LA SEYNE-SUR-MER. 161e livraison :

Le paysage seynois s’enrichit entre 1621 et 1636 de trois nouveaux édifices religieux : le couvent des pères capucins en 1621 et sa chapelle dédiée à Sainte-Anne bénite en 1630 (propriété actuelle des Maristes), fondés en  ex-voto par Michel Tortel, seigneur de Ramatuelle, pour avoir été guéri de la peste  contracté à Constantinople ; la chapelle Notre Dame de Bonne-Garde au sommet de la presqu’île du Cap Sicié particulièrement chargée de veiller sur les marins ; la petite chapelle bâtie en 1625 en ex voto selon la légende, fut remplacée huit ans plus tard par l’édifice actuel. En 1636, sous l’abbatiat du cardinal Louis de Nogaret d’Epernon de La Valette, fut construite la chapelle des Pénitents blancs à La Seyne sous le vocable de Notre-Dame de Miséricorde (actuelle place Séverine).

Ce développement de La Seyne servait malgré tout l’ensemble de la collectivité de Six-Fours et les consuls étaient désireux de l’amplifier en effectuant  d’importants aménagements à son port de commerce et de pêche.

(à suivre)

UNE BLAGUE POUR LA ROUTE :

Télé ? télé ? vous avez dit « TELEPHONE » ?

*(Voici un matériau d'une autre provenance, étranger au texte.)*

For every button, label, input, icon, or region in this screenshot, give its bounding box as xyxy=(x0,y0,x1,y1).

Récemment, j’avais à peine franchi la porte d’une agence de téléphonie mobile que je fus abordé par un vendeur qui m’a demandé :

« Bonjour Monsieur. Vous désirez… » ?

« Je voudrais remplacer mon vieux téléphone portable par un appareil neuf ».

Il m’a alors amené devant un rayon empli de ce genre d’objets et, en prenant un l’un d’eux, m’a débité :
« Tenez, celui-ci, par exemple, vous permet de regarder des films sur Google Ciné, de voir en direct ou en replay toutes les chaines de la télévision francophone avec l’application Molotov, de lire des livres avec Google Livres, d’écouter la musique de votre choix grâce à Deezer, d’accéder à des millions de vidéos sur Youtube, de publier sur Facebook, d’envoyer des mails grâce à Gmail. En outre, il intègre un GPS, un scanner de QRcodes, un calendrier-agenda, etc. »

Je l’ai interrompu en lui demandant :

« C’est bien beau, tout cela. Mais dites-moi, monsieur, la fonction « Téléphone » proprement dite, est-elle en option » ?

Ce sera tout pour aujourd’hui !

Je vous souhaite un excellent mardi et vous donne rendez-vous demain pour de nouvelles éphémérides.

Un grand bonjour à Isabelle, bises à Olivier et à Raphaël. Shake-hand à Webber !

Une réponse à « ÉPHÉMÉRIDES DU 23 AVRIL »

  1. Avatar de Pasqualini
    Pasqualini

    Brassens est décédé en 1981. Pourquoi cette date de 1965 dans tes éphémérides du 23 avril?